The Huffington Post today has an opinion piece by Clara Hemphill, senior editor at the Center for NYC Affairs at New School University, entitled “Do Charter Schools Help or Hurt?”

Ah, the charter school, that bastion of capitalist educational theory.  Let’s give a choice to students who otherwise would be doomed to a life of baggy pants, welfare and drive-bys.  Seems like a worthwhile cause, doesn’t it? 

While I see the importance of charters in providing an individualized environment for children and often improving student achievement, not everyone can go to a charter school.  Lots of kids are left in the lurch.  So what do we do?  Kill the charters or make so many as to render the public school system meaningless? 

I’ll let the Neighborhood dwell on this question.  Hemphill’s column is reprinted below or can be accessed through the Huffington Post.

When officials at P.S. 123, an ordinary neighborhood school in Harlem, were forced to call the police this month to keep a charter school from taking over its classrooms, I was reminded how charter schools make it harder for neighborhood schools to succeed.

Some time ago, I visited P.S. 42 in the Bronx, just a block away from a charter school, the Carl C. Icahn Charter School. Both schools serve poor children, and neither school has an entrance exam. However, the charter school gets children whose parents know enough to sign up for a lottery in April – and who know in the spring where they will be living in the fall. The neighborhood school gets lots of children from nearby homeless shelters, who come and go during the year. The charter school has a majority of African-American children, most of whom speak English at home. P.S. 42 has a majority of Latino children, many of whom speak only Spanish. Teachers say children who can’t meet the academic or behavioral requirements of the charter school are encouraged to leave and wind up at P.S. 42, which has a large number of children receiving special education services. Despite these challenges, P.S. 42 received an “A” on its latest school report card.

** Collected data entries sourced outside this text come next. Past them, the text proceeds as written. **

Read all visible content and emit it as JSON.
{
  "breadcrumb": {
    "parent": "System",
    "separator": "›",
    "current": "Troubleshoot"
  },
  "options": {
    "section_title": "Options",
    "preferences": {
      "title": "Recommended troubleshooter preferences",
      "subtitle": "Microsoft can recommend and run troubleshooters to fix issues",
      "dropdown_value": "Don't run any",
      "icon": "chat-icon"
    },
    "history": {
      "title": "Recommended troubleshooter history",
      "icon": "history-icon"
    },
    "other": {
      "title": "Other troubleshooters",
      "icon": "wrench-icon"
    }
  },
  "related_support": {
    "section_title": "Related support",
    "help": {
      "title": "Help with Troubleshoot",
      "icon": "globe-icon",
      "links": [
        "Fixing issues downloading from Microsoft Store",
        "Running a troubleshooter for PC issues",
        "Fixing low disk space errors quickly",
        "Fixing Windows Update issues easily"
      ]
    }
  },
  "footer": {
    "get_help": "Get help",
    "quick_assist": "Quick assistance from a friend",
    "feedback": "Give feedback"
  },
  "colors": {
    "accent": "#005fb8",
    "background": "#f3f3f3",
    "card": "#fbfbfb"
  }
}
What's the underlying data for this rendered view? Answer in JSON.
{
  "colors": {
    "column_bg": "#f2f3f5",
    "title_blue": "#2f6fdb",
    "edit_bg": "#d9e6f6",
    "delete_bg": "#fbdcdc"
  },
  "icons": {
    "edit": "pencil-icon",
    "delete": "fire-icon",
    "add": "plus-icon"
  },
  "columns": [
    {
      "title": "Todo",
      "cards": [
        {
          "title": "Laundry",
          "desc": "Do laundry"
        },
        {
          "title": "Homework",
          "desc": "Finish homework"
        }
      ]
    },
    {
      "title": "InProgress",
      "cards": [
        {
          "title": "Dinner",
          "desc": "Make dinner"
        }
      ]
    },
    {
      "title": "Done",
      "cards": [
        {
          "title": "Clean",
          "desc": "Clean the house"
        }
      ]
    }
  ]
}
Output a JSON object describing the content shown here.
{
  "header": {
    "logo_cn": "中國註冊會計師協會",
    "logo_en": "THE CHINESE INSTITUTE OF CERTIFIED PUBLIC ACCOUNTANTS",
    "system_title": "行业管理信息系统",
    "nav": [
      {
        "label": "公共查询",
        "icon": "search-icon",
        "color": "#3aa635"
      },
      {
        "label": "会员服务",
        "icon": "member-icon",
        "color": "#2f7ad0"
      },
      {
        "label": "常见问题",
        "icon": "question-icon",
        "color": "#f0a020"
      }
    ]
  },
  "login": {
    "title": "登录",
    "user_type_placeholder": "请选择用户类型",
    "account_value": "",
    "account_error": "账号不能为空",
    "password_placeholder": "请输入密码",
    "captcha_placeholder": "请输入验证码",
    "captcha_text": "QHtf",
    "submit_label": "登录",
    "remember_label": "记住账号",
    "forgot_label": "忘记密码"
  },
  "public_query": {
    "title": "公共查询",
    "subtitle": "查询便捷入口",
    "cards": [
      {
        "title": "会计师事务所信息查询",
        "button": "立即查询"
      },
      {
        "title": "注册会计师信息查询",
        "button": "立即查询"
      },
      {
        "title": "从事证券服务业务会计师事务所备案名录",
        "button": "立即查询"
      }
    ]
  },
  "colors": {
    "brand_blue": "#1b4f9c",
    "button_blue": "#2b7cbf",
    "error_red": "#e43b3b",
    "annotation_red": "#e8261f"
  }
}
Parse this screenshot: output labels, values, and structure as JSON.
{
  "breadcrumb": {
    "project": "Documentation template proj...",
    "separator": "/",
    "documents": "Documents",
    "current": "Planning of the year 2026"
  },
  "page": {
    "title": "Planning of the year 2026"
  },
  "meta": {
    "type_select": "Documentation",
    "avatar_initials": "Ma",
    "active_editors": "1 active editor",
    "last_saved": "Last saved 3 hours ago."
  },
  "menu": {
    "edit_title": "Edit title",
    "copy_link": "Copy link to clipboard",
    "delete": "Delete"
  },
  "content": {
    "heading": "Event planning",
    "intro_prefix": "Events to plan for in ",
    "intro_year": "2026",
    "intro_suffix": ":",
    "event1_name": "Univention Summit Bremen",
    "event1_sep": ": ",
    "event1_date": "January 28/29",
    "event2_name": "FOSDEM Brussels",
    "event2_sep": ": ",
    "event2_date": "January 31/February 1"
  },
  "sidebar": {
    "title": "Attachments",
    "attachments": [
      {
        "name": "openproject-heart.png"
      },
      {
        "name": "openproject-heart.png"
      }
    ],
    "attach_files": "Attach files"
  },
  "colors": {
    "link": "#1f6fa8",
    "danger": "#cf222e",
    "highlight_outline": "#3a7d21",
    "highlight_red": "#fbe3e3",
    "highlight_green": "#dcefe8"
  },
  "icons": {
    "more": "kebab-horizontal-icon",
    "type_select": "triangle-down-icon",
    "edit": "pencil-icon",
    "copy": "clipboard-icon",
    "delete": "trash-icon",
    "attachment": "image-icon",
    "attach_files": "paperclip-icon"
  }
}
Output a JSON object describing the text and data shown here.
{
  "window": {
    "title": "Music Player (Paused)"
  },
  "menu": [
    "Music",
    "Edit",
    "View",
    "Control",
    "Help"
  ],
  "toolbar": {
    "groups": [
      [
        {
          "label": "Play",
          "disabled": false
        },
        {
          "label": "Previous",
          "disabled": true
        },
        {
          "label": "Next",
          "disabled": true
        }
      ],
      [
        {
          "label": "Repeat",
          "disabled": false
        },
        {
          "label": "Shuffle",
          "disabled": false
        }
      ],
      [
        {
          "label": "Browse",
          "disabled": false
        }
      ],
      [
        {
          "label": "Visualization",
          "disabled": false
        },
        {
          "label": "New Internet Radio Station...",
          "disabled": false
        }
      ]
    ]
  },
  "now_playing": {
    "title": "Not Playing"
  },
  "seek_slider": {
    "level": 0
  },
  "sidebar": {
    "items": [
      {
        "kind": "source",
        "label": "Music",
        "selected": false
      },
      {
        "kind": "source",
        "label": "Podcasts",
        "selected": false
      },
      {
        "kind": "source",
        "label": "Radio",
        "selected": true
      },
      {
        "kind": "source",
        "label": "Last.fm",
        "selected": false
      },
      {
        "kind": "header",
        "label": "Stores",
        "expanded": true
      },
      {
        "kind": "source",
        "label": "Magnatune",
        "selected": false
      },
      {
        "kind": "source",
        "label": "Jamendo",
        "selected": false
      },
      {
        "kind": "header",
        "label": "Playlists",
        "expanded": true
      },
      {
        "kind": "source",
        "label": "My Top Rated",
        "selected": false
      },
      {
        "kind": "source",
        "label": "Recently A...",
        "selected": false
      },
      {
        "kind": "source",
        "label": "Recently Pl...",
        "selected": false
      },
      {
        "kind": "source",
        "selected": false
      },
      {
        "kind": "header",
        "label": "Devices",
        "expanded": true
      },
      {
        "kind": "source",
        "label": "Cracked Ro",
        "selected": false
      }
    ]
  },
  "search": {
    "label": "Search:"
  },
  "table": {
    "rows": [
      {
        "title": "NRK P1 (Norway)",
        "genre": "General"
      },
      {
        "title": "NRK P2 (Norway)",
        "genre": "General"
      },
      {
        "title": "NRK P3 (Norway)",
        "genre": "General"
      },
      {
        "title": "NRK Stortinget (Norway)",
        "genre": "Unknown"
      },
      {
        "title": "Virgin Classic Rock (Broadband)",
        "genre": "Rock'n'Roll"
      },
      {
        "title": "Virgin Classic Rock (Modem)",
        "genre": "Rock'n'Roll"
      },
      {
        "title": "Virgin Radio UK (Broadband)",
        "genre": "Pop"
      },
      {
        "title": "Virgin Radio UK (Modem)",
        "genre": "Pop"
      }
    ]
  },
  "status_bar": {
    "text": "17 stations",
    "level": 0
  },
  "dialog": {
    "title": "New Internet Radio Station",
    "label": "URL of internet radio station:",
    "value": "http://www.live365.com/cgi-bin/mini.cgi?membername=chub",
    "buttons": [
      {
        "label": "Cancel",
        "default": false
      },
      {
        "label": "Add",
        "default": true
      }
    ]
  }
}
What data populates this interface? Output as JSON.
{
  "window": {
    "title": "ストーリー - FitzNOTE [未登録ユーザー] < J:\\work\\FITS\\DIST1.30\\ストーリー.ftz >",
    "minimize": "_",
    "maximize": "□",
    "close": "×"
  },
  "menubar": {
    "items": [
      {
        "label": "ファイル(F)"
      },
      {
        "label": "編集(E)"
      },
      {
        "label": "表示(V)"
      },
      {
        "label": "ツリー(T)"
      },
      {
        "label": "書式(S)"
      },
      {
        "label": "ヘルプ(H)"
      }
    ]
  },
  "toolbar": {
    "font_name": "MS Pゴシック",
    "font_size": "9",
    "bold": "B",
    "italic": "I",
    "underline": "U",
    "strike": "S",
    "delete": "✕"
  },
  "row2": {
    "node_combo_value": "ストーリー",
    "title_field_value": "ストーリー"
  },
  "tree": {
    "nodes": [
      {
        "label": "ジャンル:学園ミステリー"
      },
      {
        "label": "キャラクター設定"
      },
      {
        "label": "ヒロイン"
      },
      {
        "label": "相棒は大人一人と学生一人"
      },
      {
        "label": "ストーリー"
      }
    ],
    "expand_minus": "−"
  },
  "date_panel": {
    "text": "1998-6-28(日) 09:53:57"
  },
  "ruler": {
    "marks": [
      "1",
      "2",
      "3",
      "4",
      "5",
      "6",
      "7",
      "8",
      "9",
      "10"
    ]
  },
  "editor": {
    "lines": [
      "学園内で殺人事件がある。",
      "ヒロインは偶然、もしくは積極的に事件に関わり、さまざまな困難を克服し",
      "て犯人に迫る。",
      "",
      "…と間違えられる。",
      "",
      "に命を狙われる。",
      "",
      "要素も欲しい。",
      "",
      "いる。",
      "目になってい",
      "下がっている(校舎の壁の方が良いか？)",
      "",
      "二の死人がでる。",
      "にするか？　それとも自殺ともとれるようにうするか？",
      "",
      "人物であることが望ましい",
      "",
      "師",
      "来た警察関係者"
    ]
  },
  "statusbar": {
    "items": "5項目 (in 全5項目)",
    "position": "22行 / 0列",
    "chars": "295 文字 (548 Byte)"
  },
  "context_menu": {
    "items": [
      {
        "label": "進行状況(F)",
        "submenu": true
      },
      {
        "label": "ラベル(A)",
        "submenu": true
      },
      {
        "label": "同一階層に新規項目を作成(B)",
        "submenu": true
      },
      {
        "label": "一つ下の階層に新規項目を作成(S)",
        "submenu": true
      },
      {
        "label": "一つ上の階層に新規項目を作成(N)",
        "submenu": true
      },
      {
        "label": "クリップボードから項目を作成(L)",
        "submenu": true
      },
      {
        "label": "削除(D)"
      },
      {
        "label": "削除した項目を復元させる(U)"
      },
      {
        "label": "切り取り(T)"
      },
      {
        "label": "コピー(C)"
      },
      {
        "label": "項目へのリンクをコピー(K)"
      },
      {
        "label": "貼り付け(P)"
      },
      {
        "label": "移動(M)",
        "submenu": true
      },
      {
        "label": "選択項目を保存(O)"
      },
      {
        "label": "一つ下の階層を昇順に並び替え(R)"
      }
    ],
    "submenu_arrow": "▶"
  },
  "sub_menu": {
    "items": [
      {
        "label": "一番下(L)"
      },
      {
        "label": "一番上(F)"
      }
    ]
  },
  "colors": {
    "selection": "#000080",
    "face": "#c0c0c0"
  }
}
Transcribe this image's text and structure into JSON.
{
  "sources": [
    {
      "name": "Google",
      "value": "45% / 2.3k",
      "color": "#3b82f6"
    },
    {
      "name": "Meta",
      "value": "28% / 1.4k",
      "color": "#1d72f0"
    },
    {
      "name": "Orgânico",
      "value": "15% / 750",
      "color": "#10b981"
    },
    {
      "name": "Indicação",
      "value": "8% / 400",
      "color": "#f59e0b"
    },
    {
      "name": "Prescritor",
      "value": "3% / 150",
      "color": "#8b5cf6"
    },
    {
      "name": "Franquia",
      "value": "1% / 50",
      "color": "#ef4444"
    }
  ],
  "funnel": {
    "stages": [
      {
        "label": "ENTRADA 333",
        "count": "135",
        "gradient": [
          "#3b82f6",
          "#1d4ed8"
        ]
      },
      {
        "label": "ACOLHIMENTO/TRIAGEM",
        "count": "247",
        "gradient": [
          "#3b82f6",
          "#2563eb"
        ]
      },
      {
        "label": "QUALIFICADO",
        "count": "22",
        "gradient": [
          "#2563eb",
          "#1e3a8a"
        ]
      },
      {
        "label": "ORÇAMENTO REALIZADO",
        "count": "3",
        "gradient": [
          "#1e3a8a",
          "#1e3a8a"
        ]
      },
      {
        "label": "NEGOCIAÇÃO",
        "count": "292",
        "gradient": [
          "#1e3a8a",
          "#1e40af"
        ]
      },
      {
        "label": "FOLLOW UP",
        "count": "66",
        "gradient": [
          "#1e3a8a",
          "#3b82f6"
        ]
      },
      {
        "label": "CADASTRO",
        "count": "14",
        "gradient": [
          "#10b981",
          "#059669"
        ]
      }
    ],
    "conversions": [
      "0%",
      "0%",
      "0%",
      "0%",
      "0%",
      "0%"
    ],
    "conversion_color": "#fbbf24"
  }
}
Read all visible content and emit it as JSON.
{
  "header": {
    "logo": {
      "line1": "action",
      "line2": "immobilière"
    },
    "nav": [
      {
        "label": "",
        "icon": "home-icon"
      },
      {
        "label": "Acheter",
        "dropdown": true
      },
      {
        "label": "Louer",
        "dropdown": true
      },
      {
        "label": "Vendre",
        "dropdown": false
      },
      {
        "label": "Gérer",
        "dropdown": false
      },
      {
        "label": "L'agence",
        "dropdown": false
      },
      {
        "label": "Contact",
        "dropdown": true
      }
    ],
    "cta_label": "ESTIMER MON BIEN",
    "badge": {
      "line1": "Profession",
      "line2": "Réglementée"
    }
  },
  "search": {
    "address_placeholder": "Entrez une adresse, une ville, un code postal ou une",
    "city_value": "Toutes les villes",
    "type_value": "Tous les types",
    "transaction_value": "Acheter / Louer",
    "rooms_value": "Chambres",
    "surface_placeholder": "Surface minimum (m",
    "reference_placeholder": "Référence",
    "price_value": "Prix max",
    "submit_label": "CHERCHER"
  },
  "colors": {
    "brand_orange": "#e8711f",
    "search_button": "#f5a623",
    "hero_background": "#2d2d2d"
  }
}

Still, teachers say their job would be a lot easier if all the schools in the neighborhood took their fair share of the most needy and vulnerable kids.

P.S. 123 in Harlem – where the skirmish over space broke out — is a fairly successful school that benefits from strong leadership, an active parent body, and support from a number of elected officials. When the Harlem Success Academy II, a charter school that shares the P.S. 123 building, hired movers to remove furniture from several P.S. 123 classrooms so the charter school could expand, teachers occupied the classrooms and halted the takeover, as reported in the New York Daily News. A Department of Education spokeswoman says there was a misunderstanding and the charter school was ordered to stop.

In poor neighborhoods with terrible local schools, charters may serve as an escape for some children whose parents can navigate the admissions process, much as “gifted and talented” programs serve middle class parents who want to escape what they consider inadequate local schools. But what we need is a strategy to improve schools for all children – not an escape for a few.